Based on my experience, a more specific approach to diet is rarely discussed with CPP. No doubt it should be. Many of these patients report diminished appetite due to their pain but often gain weight, both because of inactivity and because they frequently spend much of their time at home with easy access to food. Some may snack on healthy vegetables or nuts but many eat high calorie snack foods of limited nutritional value. I do try to highlight this to CPP, especially those with low back or lower extremity pain where weight gain may markedly exacerbate the pain and may also interfere with their active participation in physical therapy.
The recently published review describes 3 possible theories on relationships between food and pain that may help us provide dietary guidance to CPP. First, however, it is important to note 2 major factors that limit how clinically applicable these theories may be. There are only a scant number of studies to support any of the theories and most have used animal subjects. Also, 2 of the theories primarily focus on preventing inflammation which is not always a factor in the etiology of chronic pain.
The first theory involves the ratio between omega-6 and omega-3 polyunsaturated fatty acids (PUFAs) in the diet. The typical American diet tends to be weighted toward higher intake of omega-6 which is in many vegetable oils and in meat from animals primarily raised on corn-based feed. The standard diet is less likely to contain omega-3–containing foods, especially fish. Several studies have indicated that intake of a higher ratio of omega-6:omega-3 PUFAs may predispose to inflammatory disorders, including osteoarthritis.

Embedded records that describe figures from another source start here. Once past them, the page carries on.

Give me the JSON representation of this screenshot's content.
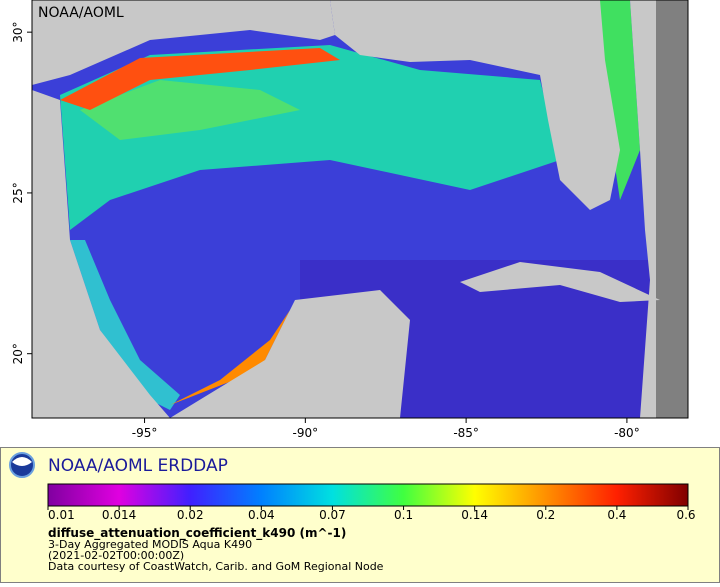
{
  "map": {
    "source_label": "NOAA/AOML",
    "xlim": [
      -98.5,
      -78.1
    ],
    "ylim": [
      18,
      31
    ],
    "xticks": [
      {
        "value": -95,
        "label": "-95°"
      },
      {
        "value": -90,
        "label": "-90°"
      },
      {
        "value": -85,
        "label": "-85°"
      },
      {
        "value": -80,
        "label": "-80°"
      }
    ],
    "yticks": [
      {
        "value": 20,
        "label": "20°"
      },
      {
        "value": 25,
        "label": "25°"
      },
      {
        "value": 30,
        "label": "30°"
      }
    ]
  },
  "legend": {
    "title": "NOAA/AOML ERDDAP",
    "colorbar": {
      "ticks": [
        0.01,
        0.014,
        0.02,
        0.04,
        0.07,
        0.1,
        0.14,
        0.2,
        0.4,
        0.6
      ],
      "colors": [
        "#8000a0",
        "#e000e0",
        "#4020ff",
        "#0080ff",
        "#00e0e0",
        "#40ff40",
        "#ffff00",
        "#ff9000",
        "#ff2000",
        "#800000"
      ]
    },
    "variable": "diffuse_attenuation_coefficient_k490 (m^-1)",
    "dataset": "3-Day Aggregated MODIS Aqua K490",
    "time": "(2021-02-02T00:00:00Z)",
    "credit": "Data courtesy of CoastWatch, Carib. and GoM Regional Node"
  }
}
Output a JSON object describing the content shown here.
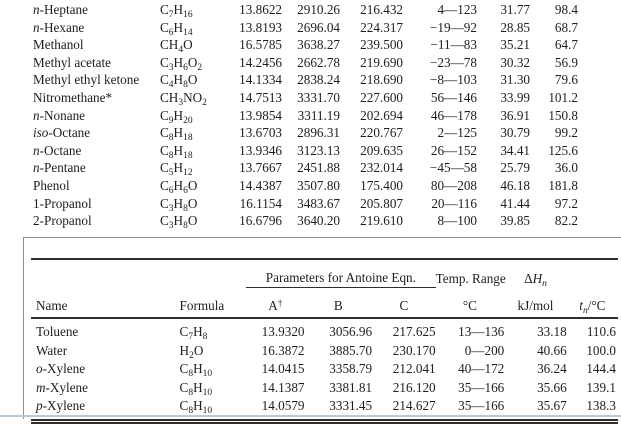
{
  "colors": {
    "background": "#ffffff",
    "text": "#1e1e1e",
    "rule": "#2e2e2e",
    "frame_border": "#8f8f8f",
    "bottom_separator": "#bcc8d2"
  },
  "top_table": {
    "rows": [
      {
        "prefix": "n-",
        "name": "Heptane",
        "formula": "C7H16",
        "A": "13.8622",
        "B": "2910.26",
        "C": "216.432",
        "range": "4—123",
        "dhn": "31.77",
        "tn": "98.4"
      },
      {
        "prefix": "n-",
        "name": "Hexane",
        "formula": "C6H14",
        "A": "13.8193",
        "B": "2696.04",
        "C": "224.317",
        "range": "−19—92",
        "dhn": "28.85",
        "tn": "68.7"
      },
      {
        "prefix": "",
        "name": "Methanol",
        "formula": "CH4O",
        "A": "16.5785",
        "B": "3638.27",
        "C": "239.500",
        "range": "−11—83",
        "dhn": "35.21",
        "tn": "64.7"
      },
      {
        "prefix": "",
        "name": "Methyl acetate",
        "formula": "C3H6O2",
        "A": "14.2456",
        "B": "2662.78",
        "C": "219.690",
        "range": "−23—78",
        "dhn": "30.32",
        "tn": "56.9"
      },
      {
        "prefix": "",
        "name": "Methyl ethyl ketone",
        "formula": "C4H8O",
        "A": "14.1334",
        "B": "2838.24",
        "C": "218.690",
        "range": "−8—103",
        "dhn": "31.30",
        "tn": "79.6"
      },
      {
        "prefix": "",
        "name": "Nitromethane*",
        "formula": "CH3NO2",
        "A": "14.7513",
        "B": "3331.70",
        "C": "227.600",
        "range": "56—146",
        "dhn": "33.99",
        "tn": "101.2"
      },
      {
        "prefix": "n-",
        "name": "Nonane",
        "formula": "C9H20",
        "A": "13.9854",
        "B": "3311.19",
        "C": "202.694",
        "range": "46—178",
        "dhn": "36.91",
        "tn": "150.8"
      },
      {
        "prefix": "iso-",
        "name": "Octane",
        "formula": "C8H18",
        "A": "13.6703",
        "B": "2896.31",
        "C": "220.767",
        "range": "2—125",
        "dhn": "30.79",
        "tn": "99.2"
      },
      {
        "prefix": "n-",
        "name": "Octane",
        "formula": "C8H18",
        "A": "13.9346",
        "B": "3123.13",
        "C": "209.635",
        "range": "26—152",
        "dhn": "34.41",
        "tn": "125.6"
      },
      {
        "prefix": "n-",
        "name": "Pentane",
        "formula": "C5H12",
        "A": "13.7667",
        "B": "2451.88",
        "C": "232.014",
        "range": "−45—58",
        "dhn": "25.79",
        "tn": "36.0"
      },
      {
        "prefix": "",
        "name": "Phenol",
        "formula": "C6H6O",
        "A": "14.4387",
        "B": "3507.80",
        "C": "175.400",
        "range": "80—208",
        "dhn": "46.18",
        "tn": "181.8"
      },
      {
        "prefix": "",
        "name": "1-Propanol",
        "formula": "C3H8O",
        "A": "16.1154",
        "B": "3483.67",
        "C": "205.807",
        "range": "20—116",
        "dhn": "41.44",
        "tn": "97.2"
      },
      {
        "prefix": "",
        "name": "2-Propanol",
        "formula": "C3H8O",
        "A": "16.6796",
        "B": "3640.20",
        "C": "219.610",
        "range": "8—100",
        "dhn": "39.85",
        "tn": "82.2"
      }
    ]
  },
  "bottom_table": {
    "headers": {
      "name": "Name",
      "formula": "Formula",
      "antoine_spanner": "Parameters for Antoine Eqn.",
      "a": "A",
      "a_dagger": "†",
      "b": "B",
      "c": "C",
      "temp_range": "Temp. Range",
      "temp_unit": "°C",
      "dhn_delta": "Δ",
      "dhn_letter": "H",
      "dhn_sub": "n",
      "dhn_unit": "kJ/mol",
      "tn_letter": "t",
      "tn_sub": "n",
      "tn_unit": "/°C"
    },
    "rows": [
      {
        "prefix": "",
        "name": "Toluene",
        "formula": "C7H8",
        "A": "13.9320",
        "B": "3056.96",
        "C": "217.625",
        "range": "13—136",
        "dhn": "33.18",
        "tn": "110.6"
      },
      {
        "prefix": "",
        "name": "Water",
        "formula": "H2O",
        "A": "16.3872",
        "B": "3885.70",
        "C": "230.170",
        "range": "0—200",
        "dhn": "40.66",
        "tn": "100.0"
      },
      {
        "prefix": "o-",
        "name": "Xylene",
        "formula": "C8H10",
        "A": "14.0415",
        "B": "3358.79",
        "C": "212.041",
        "range": "40—172",
        "dhn": "36.24",
        "tn": "144.4"
      },
      {
        "prefix": "m-",
        "name": "Xylene",
        "formula": "C8H10",
        "A": "14.1387",
        "B": "3381.81",
        "C": "216.120",
        "range": "35—166",
        "dhn": "35.66",
        "tn": "139.1"
      },
      {
        "prefix": "p-",
        "name": "Xylene",
        "formula": "C8H10",
        "A": "14.0579",
        "B": "3331.45",
        "C": "214.627",
        "range": "35—166",
        "dhn": "35.67",
        "tn": "138.3"
      }
    ]
  }
}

The second theory centers on the higher intake of polyamines (PA), which are found in high amounts in a variety of foods, including squid, oysters, garlic, broccoli, green peas, almonds, peanuts, oranges, and bananas. A number of these foods are known to have health benefits while, ironically, a number of low PA-containing foods, such as bacon, white bread, butter, cream, and sugar, are generally discouraged in a healthy diet.2 There are also many healthy foods, however, that are low in PA, including apples, yogurt, tomatoes, and salmon.
The theory posits that PA may be involved in the activation of N-methyl-D-aspartate (NMDA) receptors which appear to play a role in the development of pain. Thus, a diet low in PA might theoretically provide the analgesic benefits of an NMDA receptor antagonist such as ketamine—and without the side effects.
Finally, there is some literature to suggest that the intake of certain flavonoid-containing foods, such as soy, green tea, citrus fruits, and dark chocolate, may provide analgesia via the anti-inflammatory and anti-oxidant effects attributed to these foods.
Although none of these theories is anywhere close to being proved, they do tend to support our overall general recommendations for a healthy diet. What is most important in treating CPP, however, is that health care providers do not overlook diet and do emphasize that eating right may have an impact not only on overall health but also on pain.
1. Bell RF, Borzan J, Kalso E, et al. Food, pain, and drugs: does it matter what pain patients eat? Pain. 2012;153:1993-1996.
2. Cipolla BG, Havouis R, Moulinoux JP. Polyamine reduced diet (PRD) nutrition therapy in hormone refractory prostate cancer patients. Biomed Pharmacother. 2010;64:363-368.